– Истину, государь, речёшь, – кивнул владыка Филипп. – Я утверждаю: не католиков дело православную Русь собирать, не папы римского длань над русской землёй вознесётся, а владыки православного.

– Так, только так, – загудела Дума. княжества, которые были под Литвой и Польшей: – Эвон Смоленск и Киев, Полоцк и Витебск где очутились?

Великий князь поднял брови:

– И о том слова мои. Но ныне паче всего обеспокоен я Новгородом Великим. Ведаю, заговор зреет среди новгородцев, того и гляди, перекинутся к Казимиру.

– Не дозволим! – застучал клюкой Стрига-Оболенский.

Хрипун-Ряполовский иронично посмотрел на него:

– Эко Аника-воин!

А Стрига-Оболенский из висячего рукава шубы льняной платок достал, нос выбил и снова завопил:

– Надобно посольство в Новгород слать, воочию убедиться, так ли уж он к Литве тянет!

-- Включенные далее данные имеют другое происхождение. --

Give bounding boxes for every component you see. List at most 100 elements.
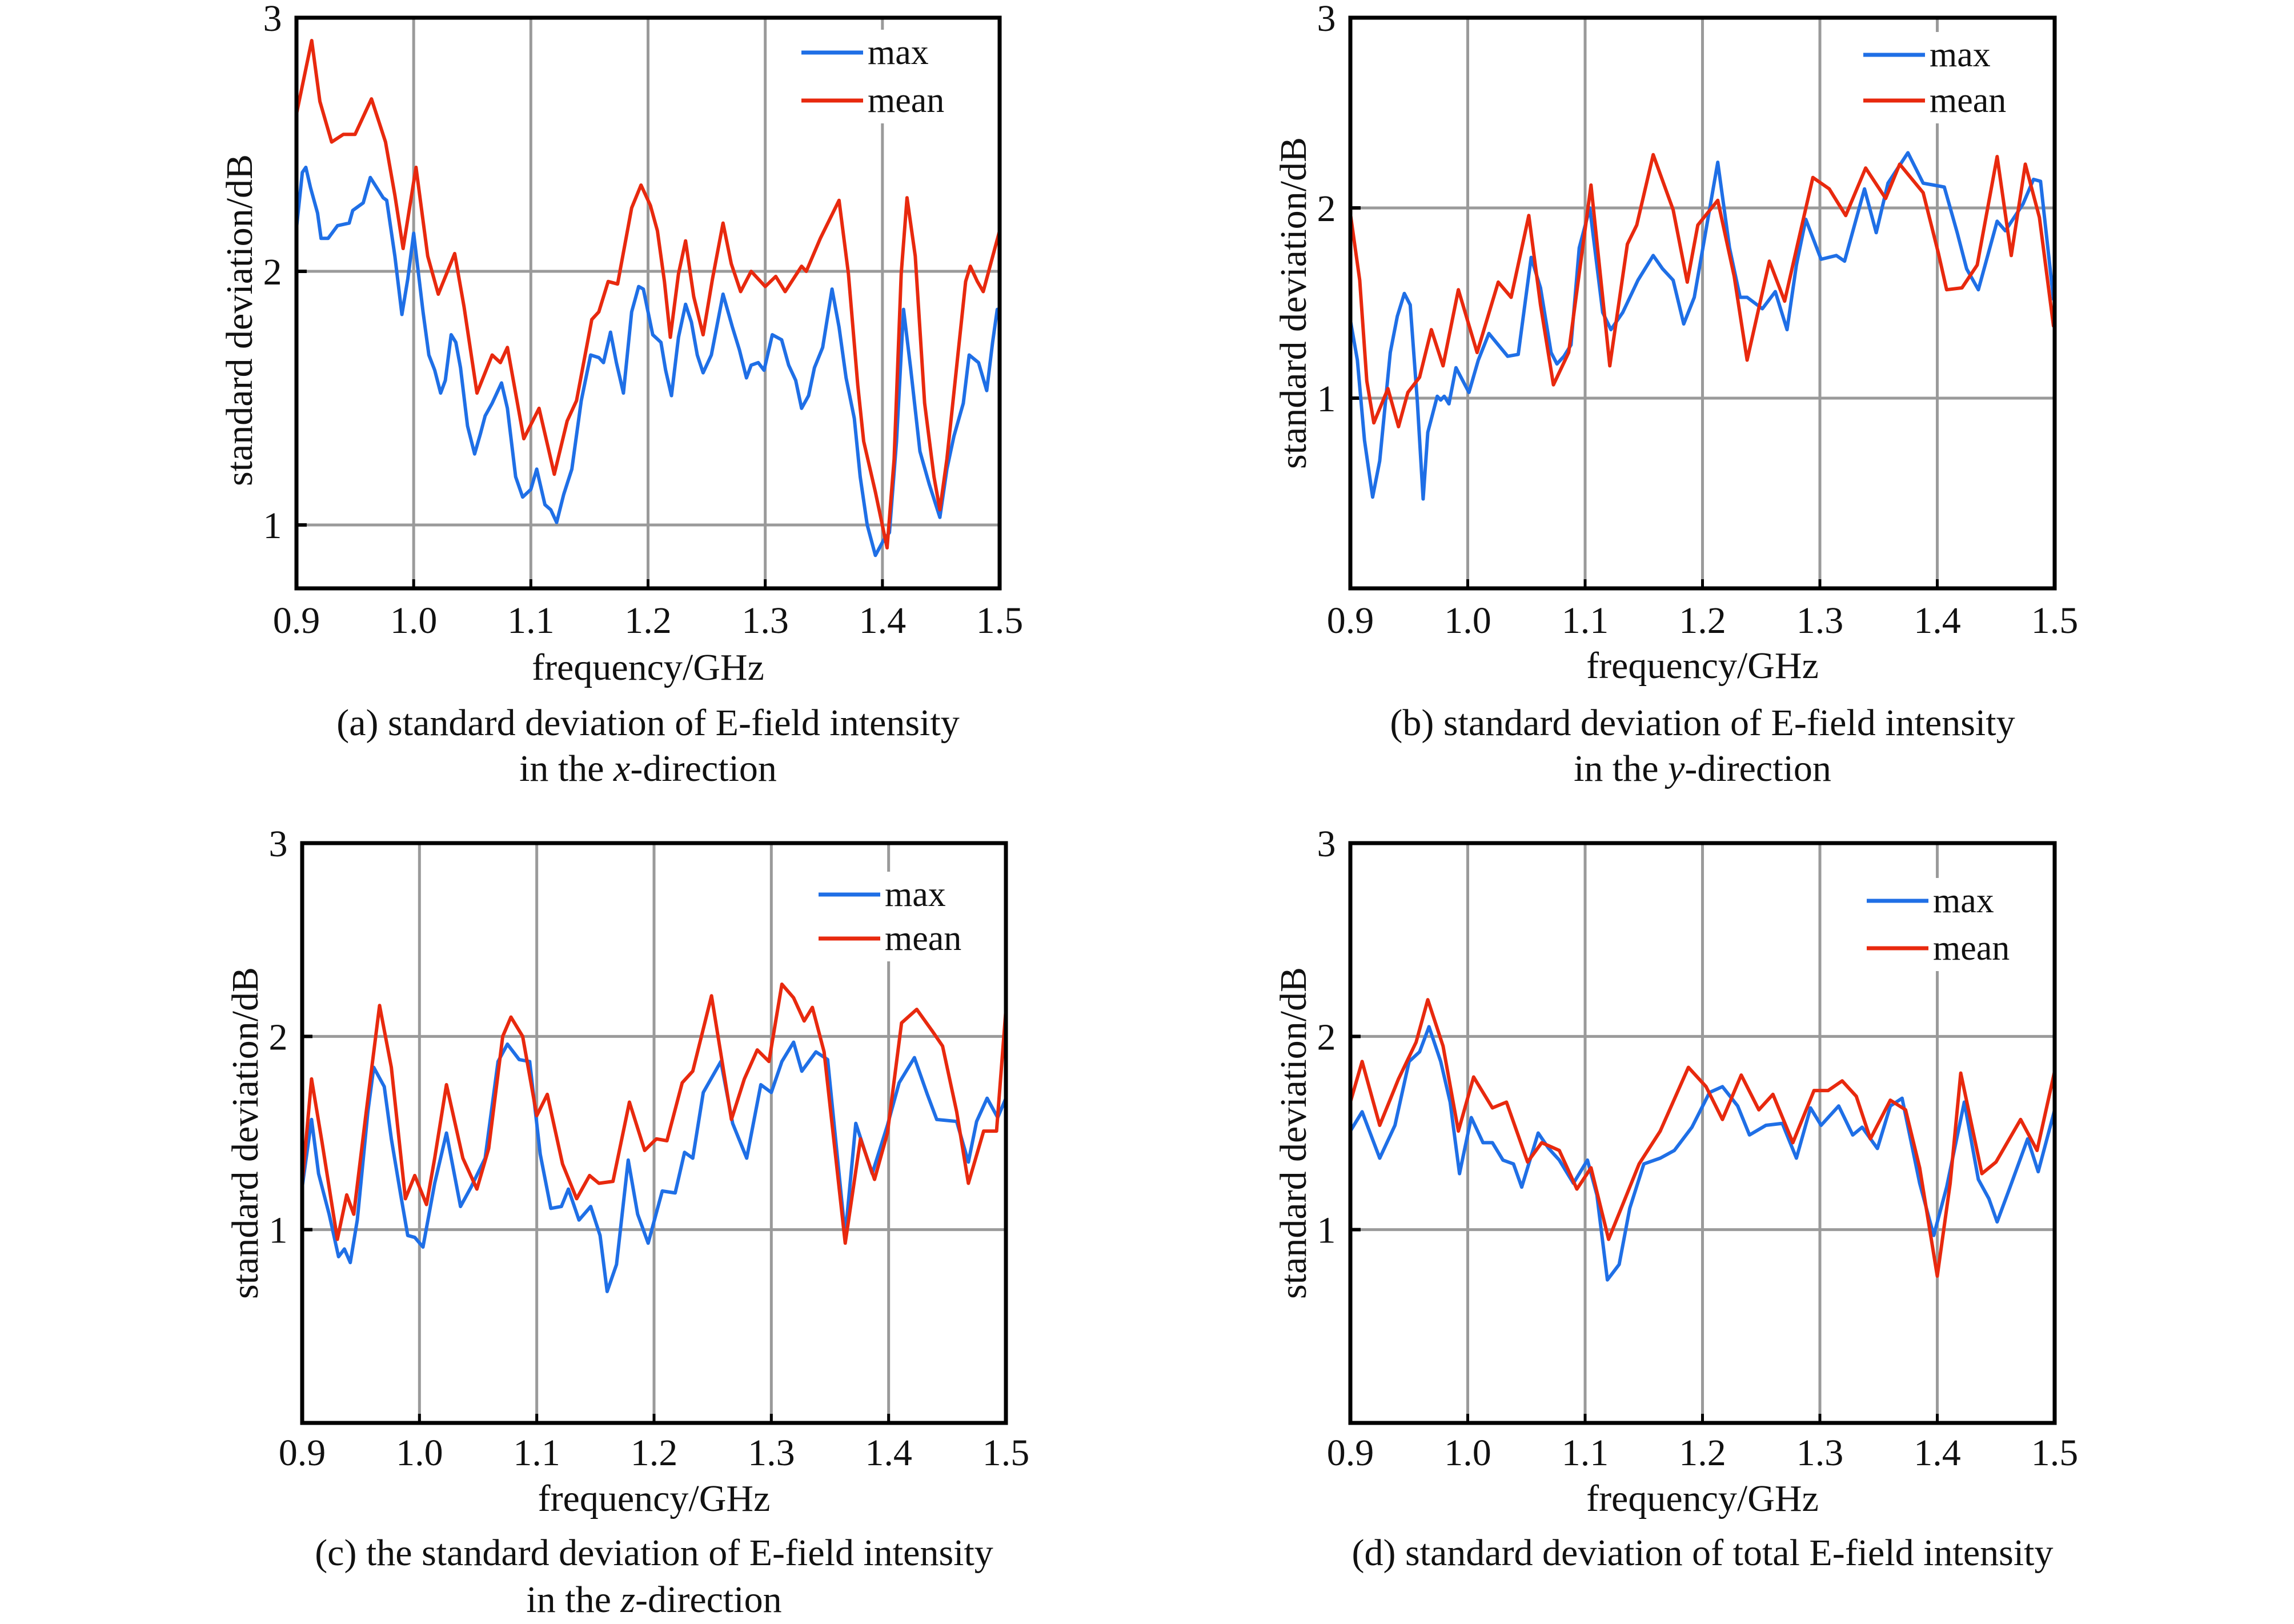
x-tick-label: 1.3 [741,600,789,641]
y-axis-title: standard deviation/dB [219,154,260,486]
plot-frame [300,841,1008,1425]
gridlines [1350,843,2055,1423]
y-tick-label: 3 [1317,0,1336,39]
legend: max mean [814,872,968,961]
x-tick-label: 1.2 [1679,1432,1726,1474]
x-tick-label: 1.1 [507,600,555,641]
chart-panel-c: max mean 0.9 1.0 1.1 1.2 1.3 1.4 1.5 1 2 3 frequency… [224,823,1029,1621]
y-tick-label: 1 [1317,1210,1336,1252]
x-tick-label: 1.4 [1914,1432,1961,1474]
legend: max mean [1859,32,2013,123]
x-tick-label: 1.4 [1914,600,1961,641]
x-tick-label: 1.5 [2031,1432,2079,1474]
y-axis-title: standard deviation/dB [1273,967,1314,1299]
legend-label-mean: mean [885,919,961,958]
legend-background [1859,32,2013,123]
caption-line: (c) the standard deviation of E-field in… [315,1532,993,1574]
series-line-max [300,1040,1008,1293]
plot-frame [1348,841,2057,1425]
caption-part: (b) standard deviation of E-field intens… [1390,702,2015,744]
x-tick-label: 0.9 [279,1432,326,1474]
y-tick-label: 3 [263,0,282,39]
x-axis-title: frequency/GHz [1586,645,1819,687]
caption-part: (d) standard deviation of total E-field … [1352,1532,2054,1574]
y-axis-title: standard deviation/dB [1273,137,1314,469]
caption-part: x [613,748,630,789]
y-tick-label: 2 [1317,1016,1336,1058]
x-tick-label: 1.5 [982,1432,1030,1474]
caption-line: (d) standard deviation of total E-field … [1352,1532,2054,1574]
legend: max mean [1862,878,2016,971]
chart-panel-d: max mean 0.9 1.0 1.1 1.2 1.3 1.4 1.5 1 2 3 frequency… [1273,823,2078,1574]
x-tick-label: 1.4 [865,1432,912,1474]
y-tick-label: 1 [1317,378,1336,420]
y-axis-title: standard deviation/dB [224,967,266,1299]
series-line-max [1349,1025,2056,1282]
caption-part: -direction [630,748,777,789]
legend-background [797,30,951,123]
series-line-max [1349,151,2055,501]
series-line-mean [1349,998,2056,1278]
y-tick-label: 2 [269,1016,288,1058]
legend-label-mean: mean [1933,929,2010,968]
plot-frame [294,15,1002,591]
legend-background [1862,878,2016,971]
y-tick-label: 3 [269,823,288,865]
gridlines [296,18,1000,588]
x-tick-label: 1.0 [1444,1432,1491,1474]
caption-part: in the [526,1579,620,1621]
x-tick-label: 1.0 [390,600,438,641]
caption-part: in the [1574,748,1668,789]
chart-panel-b: max mean 0.9 1.0 1.1 1.2 1.3 1.4 1.5 1 2 3 frequency… [1273,0,2078,789]
legend-label-max: max [885,875,946,914]
caption-part: (a) standard deviation of E-field intens… [336,702,959,744]
x-tick-label: 0.9 [273,600,320,641]
series-line-mean [295,39,1001,550]
caption-line: (a) standard deviation of E-field intens… [336,702,959,744]
caption-part: z [620,1579,635,1621]
x-tick-label: 0.9 [1327,600,1374,641]
y-tick-label: 2 [1317,188,1336,230]
x-tick-label: 1.2 [624,600,672,641]
x-tick-label: 1.1 [513,1432,560,1474]
y-tick-label: 1 [263,505,282,547]
legend-label-max: max [1930,35,1991,74]
x-axis-title: frequency/GHz [538,1478,771,1519]
legend-label-mean: mean [1930,81,2006,120]
gridlines [302,843,1006,1423]
x-tick-label: 1.3 [1796,1432,1844,1474]
x-tick-label: 1.5 [976,600,1024,641]
x-tick-label: 1.0 [1444,600,1491,641]
legend-label-max: max [868,33,929,72]
y-tick-label: 1 [269,1210,288,1252]
x-axis-title: frequency/GHz [532,647,764,688]
x-tick-label: 1.1 [1562,1432,1609,1474]
caption-part: -direction [635,1579,782,1621]
x-tick-label: 1.2 [631,1432,678,1474]
legend: max mean [797,30,951,123]
x-tick-label: 1.0 [396,1432,443,1474]
caption-line: in the y-direction [1574,748,1831,789]
x-tick-label: 1.5 [2031,600,2079,641]
caption-line: in the x-direction [519,748,777,789]
legend-background [814,872,968,961]
caption-part: in the [519,748,613,789]
x-tick-label: 1.2 [1679,600,1726,641]
caption-line: in the z-direction [526,1579,781,1621]
legend-label-max: max [1933,881,1994,920]
y-tick-label: 2 [263,251,282,293]
series-line-mean [1349,153,2055,428]
caption-line: (b) standard deviation of E-field intens… [1390,702,2015,744]
caption-part: (c) the standard deviation of E-field in… [315,1532,993,1574]
legend-label-mean: mean [868,81,944,120]
caption-part: -direction [1685,748,1831,789]
x-tick-label: 1.4 [859,600,907,641]
chart-panel-a: max mean 0.9 1.0 1.1 1.2 1.3 1.4 1.5 1 2 3 frequency… [219,0,1023,789]
series-line-mean [300,983,1008,1245]
caption-part: y [1665,748,1685,789]
x-tick-label: 0.9 [1327,1432,1374,1474]
y-tick-label: 3 [1317,823,1336,865]
series-line-max [295,166,1001,558]
x-tick-label: 1.3 [1796,600,1844,641]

Княжич Иван бояр слушает, но пока что одно разумеет: Новгород против Москвы идёт.

В Новгороде Великом княжич не бывал, но слышал, что город торговый, мастеровой, Волхов-река с причалами, дворами иноземными. Краем глаза он заметил, как боярин Крюк носом клюёт, спит. Прыснул в кулак, но никто не услышал.

Иван Васильевич посохом пристукнул, и палата стихла. Замер и княжич, ждёт, о чём отец речь поведёт. А тот всё молчал, на бояр смотрел испытующе. Те насторожились.

– Бояре мои думные, князья, братья мои, князья, что на уделах сидят, хочу я вам слово своё сказать. Поди, помните, в какие лета великий князь Василий Тёмный меня, малолетнего, великим князем нарёк?

– Как не помнить! – зашумели бояре.

Иван Третий снова сделал паузу:

– Так вот, отныне, как повелось от отца нашего, Василия Тёмного, великим князем со мной сядет мой сын, князь Иван Молодой. И нам бы грамоты вместе подписывать и князьями великими московскими именоваться…

Смолк ненадолго. В тишине Хрипун-Ряполовский что-то о молодости княжича промолвил, но Иван Васильевич прервал его сурово:

– Иван молод, но мудрость с годами обретается. Да и вы, бояре думные, ему советниками будете. А именоваться ему отныне великим князем Иваном Молодым не токмо в княжестве Московском, но и в иных землях наших. Слышите, бояре, и ты, владыка?

Грозно повёл очами Иван Третий по думной палате и, опираясь на плечо сына, поднялся, подав знак, что конец Думе.

Мало сказать, что отцовские слова княжича Ивана огорошили, – они разум его помутили. Прежде знал, что после отца, великого князя Ивана Васильевича, сидеть ему на московском столе, но вот чтобы уже при отце великим князем, государем Иваном Молодым называться…

К матери, великой княгине, пришёл, на колени встал. Княгиня Мария волосы ему потеребила, тяжело дыша, проговорила:

– Отныне, сынок, утехи ребячьи позабудь. В делах и помыслах помни, кто ты ныне! К разуму отцовскому прислушивайся, учись государством управлять. – Чуть погодя добавила: – А ещё, сынок, опирайся на князя Даниила Холмского. Он тебе первым на помощь приходить будет. Даниил хоть родом швед, но в делах московит…

Иван материнскую опочивальню покинул, а в сознании всё ещё не мог взять, что он великий князь.

Ещё мать упреждала: отныне у него заботы княжеские и жизнь его надвое разделилась: первая половина навсегда ушла в прошлое, вторая, теперь уже для великого князя Ивана Молодого, только начинается…

Из комнаты матери Иван направился в келью к бабушке, вдовствующей старой княгине.

Она сидела в низком креслице, в чёрном монашеском одеянии. Увидев внука, заулыбалась:

– Иди, Ванятка, погляжу на тебя.

Княжич пригнулся. Старая княгиня потрепала его вихры:

– Доволен, поди, уломала государя коварная тверичанка, чтоб назвал он тебя великим князем?